Probing is the whole point of leaving room for follow-ups — and done well, it's valuable. When follow-up prompts are asked in a consistent manner, they can effectively reveal deeper aspects of a candidate's thinking that a fixed question never reaches.

But unscripted probing is also one of the best-documented ways bias creeps back in. Even within an otherwise structured interview, interviewers can unintentionally introduce bias through tone, manner, or follow-up probes. The defining weakness of the semi-structured format is that an interviewer's beliefs can shape which questions get asked and how answers are interpreted, making responses harder to compare systematically. The freedom that makes probing powerful is the same freedom that lets inconsistency — and bias — slip in.

So the design challenge is clear: keep the depth that adaptive probing provides, without surrendering the consistency that makes structure work in the first place.

What changes when AI does the interviewing

This is where AI genuinely shifts the picture — and where two serious 2025 studies do the talking.

In a large randomised experiment from Stanford and USC, applicants for a developer role were routed either through traditional resume screening or through an AI structured interview, with final human interviewers blind to which path each candidate took. Candidates who went through the AI interview were substantially more likely to pass that final human interview — the AI was surfacing genuinely stronger people, not merely different ones. The same study found something a resume simply can't catch: a meaningful share of applicants had asserted proficiency in a required technology that the interview revealed they lacked.

A separate large experiment from the University of Chicago Booth looked at the conversations themselves and found that the AI's adaptive questioning drew out more of the behaviours that actually correlate with strong hiring outcomes — richer, more interactive responses — while reducing unhelpful noise. Blind reviewers also rated the AI-led interviews as higher in question relevance and overall quality than the human-led ones.

What makes this possible is that an AI can do something humans struggle with: adapt and stay consistent at the same time. A human interviewer who improvises follow-ups drifts — different candidates get different probes, scored against shifting impressions. A well-built AI can ask a tailored follow-up while still applying the identical scoring rubric to every candidate. It can be flexible on the surface and rigid underneath.

But there's a specific trap the research flags. A model can learn to key its scoring off the pattern of follow-ups it chose rather than what the candidate actually said. The design principle that follows is non-negotiable: the AI may adapt its questions for depth, but scoring must be anchored to the substance of the candidate's responses, against a fixed rubric.

Why the structure pays off in fairness

The reason all this structure matters isn't just accuracy — it's equity, and the mechanism is mechanical rather than aspirational.
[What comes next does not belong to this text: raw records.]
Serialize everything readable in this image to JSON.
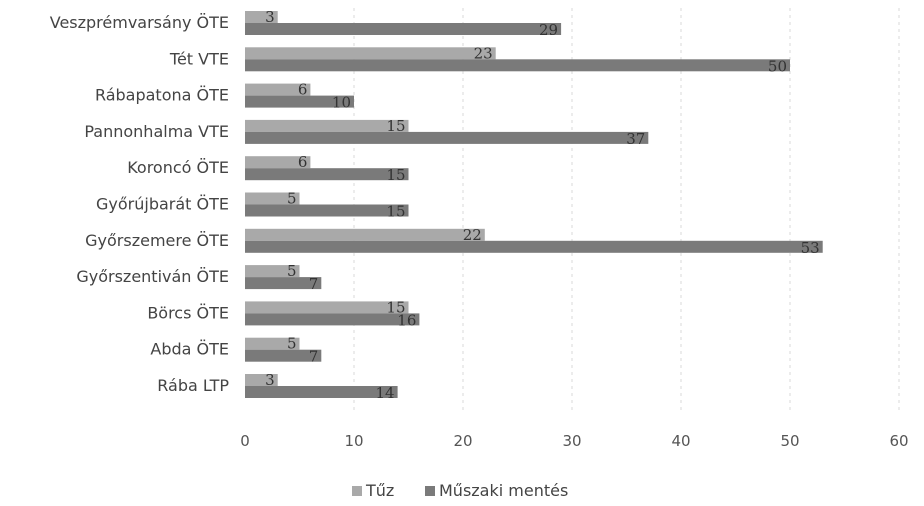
{
  "chart_data": {
    "type": "bar",
    "orientation": "horizontal",
    "categories": [
      "Veszprémvarsány ÖTE",
      "Tét VTE",
      "Rábapatona ÖTE",
      "Pannonhalma VTE",
      "Koroncó ÖTE",
      "Győrújbarát ÖTE",
      "Győrszemere ÖTE",
      "Győrszentiván ÖTE",
      "Börcs ÖTE",
      "Abda ÖTE",
      "Rába LTP"
    ],
    "series": [
      {
        "name": "Tűz",
        "values": [
          3,
          23,
          6,
          15,
          6,
          5,
          22,
          5,
          15,
          5,
          3
        ],
        "color": "#a9a9a9"
      },
      {
        "name": "Műszaki mentés",
        "values": [
          29,
          50,
          10,
          37,
          15,
          15,
          53,
          7,
          16,
          7,
          14
        ],
        "color": "#7a7a7a"
      }
    ],
    "xlim": [
      0,
      60
    ],
    "xticks": [
      "0",
      "10",
      "20",
      "30",
      "40",
      "50",
      "60"
    ],
    "grid": true,
    "legend_position": "bottom"
  }
}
When every candidate receives the same questions and identical scoring rules apply, there's no interviewer forming a gut impression, no rapport effect, and no route for background similarity to sway the score. That's not a hope; it shows up in the outcomes. Structured interviews have been found to substantially reduce the adverse impact of unstructured ones. Higher structure consistently brings higher validity, better rater agreement, and less adverse impact all at once — the fairness and the accuracy come from the same source.

There's a practical dividend too. Consistent, job-related, documented questioning is far easier to defend as fair — which is no longer optional in a world where recruitment AI faces real regulatory scrutiny.

The takeaway

The semi-structured interview was always a good idea trapped in a hard trade-off: humans couldn't probe freely and stay consistent. AI dissolves that trade-off. It can hold the structure that makes interviews predict performance and reduce bias, while adding the adaptive depth that fixed scripts never allowed — as long as it scores what the candidate says, not the path it chose to get there. Done that way, a semi-structured AI interview isn't a novelty. It's the most rigorous version of the format we've ever been able to run at scale.